Recherche in der Islamisten-Schule
Publikumswirksam verschenken bärtige junge Männer auf öffentlichen Plätzen den Koran. Sie versuchen, Jugendliche in Einkaufspassagen zu missionieren. Ihre Religion ist der Salafismus, dem auch die Mitglieder der Sauerlandgruppe zuneigten. Wie aber kommt es, dass sich junge Menschen in Deutschland vom Salafismus beeinflussen lassen? Woher kommt der Hass auf die Andersdenkenden, Andersglaubenden und Anderslebenden? Woher die Bereitschaft, sich von einer eher holzschnittartigen Koranauslegung beeindrucken zu lassen und kritisches Denken zu verteufeln? Fritz Schaap treiben diese Fragen ins ägyptische Alexandria. Dort recherchiert er undercover in einer Sprachschule, in der auch Angehörige der Sauerlandgruppe geschult wurden. Eindrucksvoll dokumentiert er die Methoden der Indoktrination und enthüllt die Strukturen eines islamistischen Netzwerkes. Seine Reportage zeigt die Gefahr, die vom Salafismus ausgeht. Sie verdeutlicht aber auch, dass für die meisten Muslime in Alexandria die Salafisten Fremde sind, deren Radikalität sie verabscheuen. So bleiben die Salafisten eine extreme, aber kleine Gruppe in der Weltreligion des Islam.

Cover: "Nur der Satan isst mit links.
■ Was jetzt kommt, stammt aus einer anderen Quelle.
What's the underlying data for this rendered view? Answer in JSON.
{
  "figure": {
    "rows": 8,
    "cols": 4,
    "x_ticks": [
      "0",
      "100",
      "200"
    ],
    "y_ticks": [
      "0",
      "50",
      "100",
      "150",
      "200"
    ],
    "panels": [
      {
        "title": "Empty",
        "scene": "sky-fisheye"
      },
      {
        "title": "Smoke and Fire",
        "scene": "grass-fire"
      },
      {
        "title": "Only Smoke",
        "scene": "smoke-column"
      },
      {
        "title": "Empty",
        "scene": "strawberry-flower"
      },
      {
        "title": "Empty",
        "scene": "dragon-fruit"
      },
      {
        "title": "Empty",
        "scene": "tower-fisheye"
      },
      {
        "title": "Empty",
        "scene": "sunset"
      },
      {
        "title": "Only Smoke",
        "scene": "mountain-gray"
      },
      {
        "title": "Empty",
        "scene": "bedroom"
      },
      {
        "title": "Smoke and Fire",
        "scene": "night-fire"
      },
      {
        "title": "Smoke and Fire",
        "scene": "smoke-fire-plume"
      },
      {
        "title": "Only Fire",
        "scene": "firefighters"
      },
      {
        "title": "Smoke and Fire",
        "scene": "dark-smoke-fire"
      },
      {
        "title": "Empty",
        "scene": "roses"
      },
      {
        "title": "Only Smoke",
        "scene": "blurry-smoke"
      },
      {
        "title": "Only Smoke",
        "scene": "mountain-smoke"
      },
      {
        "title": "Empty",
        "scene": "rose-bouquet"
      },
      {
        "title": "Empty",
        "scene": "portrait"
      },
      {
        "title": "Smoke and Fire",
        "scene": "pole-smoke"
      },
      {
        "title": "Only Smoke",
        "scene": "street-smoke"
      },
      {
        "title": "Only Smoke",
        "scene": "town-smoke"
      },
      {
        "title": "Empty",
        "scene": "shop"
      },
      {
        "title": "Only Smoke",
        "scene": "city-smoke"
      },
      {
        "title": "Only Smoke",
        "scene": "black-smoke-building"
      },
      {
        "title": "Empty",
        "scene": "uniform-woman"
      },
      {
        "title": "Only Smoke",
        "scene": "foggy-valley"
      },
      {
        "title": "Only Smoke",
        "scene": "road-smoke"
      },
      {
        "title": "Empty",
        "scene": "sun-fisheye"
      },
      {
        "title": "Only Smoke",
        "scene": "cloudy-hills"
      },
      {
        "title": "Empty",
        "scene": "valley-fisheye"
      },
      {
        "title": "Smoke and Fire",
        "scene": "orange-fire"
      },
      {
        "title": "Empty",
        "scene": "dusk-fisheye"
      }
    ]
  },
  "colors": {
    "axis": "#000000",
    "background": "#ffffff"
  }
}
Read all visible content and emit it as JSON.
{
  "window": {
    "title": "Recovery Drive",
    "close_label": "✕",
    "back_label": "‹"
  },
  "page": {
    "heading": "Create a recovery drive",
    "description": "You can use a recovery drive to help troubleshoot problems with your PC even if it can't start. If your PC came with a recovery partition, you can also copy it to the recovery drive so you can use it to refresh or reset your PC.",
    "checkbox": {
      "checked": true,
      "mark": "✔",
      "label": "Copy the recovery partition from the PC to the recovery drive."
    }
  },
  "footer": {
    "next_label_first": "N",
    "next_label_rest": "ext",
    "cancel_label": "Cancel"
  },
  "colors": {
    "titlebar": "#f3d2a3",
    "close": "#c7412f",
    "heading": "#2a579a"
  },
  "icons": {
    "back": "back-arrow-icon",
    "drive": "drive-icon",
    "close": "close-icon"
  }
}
Ich war undercover in einer Islamistenschule" von Fritz Schaap
Cover: "Nur der Satan isst mit links. Ich war undercover in einer Islamistenschule"© Herder Verlag
Fritz Schaap: "Nur der Satan isst mit links. Ich war undercover in einer Islamistenschule", Herder Verlag, Freiburg, 160 Seiten, 14,99 Euro


Die heilsame Wirkung des Erzählens
Islamisten zerstören in Nordafrika die Bibliothek von Timbuktu. Denn dort dokumentieren historische Manuskripte eine Vielfalt des Islam, die die Einfalt des Salafismus entlarvt. Hisham Kabbani stellt in dem großartigen Buch "Der Weg der Meister" die Historie des bedeutenden Sufi-Ordens der Naqshbandi dar: eine sehr facettenreiche Geschichte des Islam, eine Geschichte von Spiritualität, Humanität und Toleranz. Allerdings empfiehlt es sich, zuvor Annemarie Schimmels "Der Sufismus" gelesen zu haben, um hinter den scheinbar blumigen Formulierungen das andere Denken zu entdecken. Es heißt: "Wenn über die Heiligen und ihr Leben berichtet wird, dann zerspringen die Sünden der Zuhörer wie Glas." So berichtet das Buch auch von der heilsamen Wirkung des Erzählens. Hisham Kabbani öffnet dem Leser einen Zugang zu einer anderen Kultur, zu ihren Vorstellungen und überraschenden Sichtweisen.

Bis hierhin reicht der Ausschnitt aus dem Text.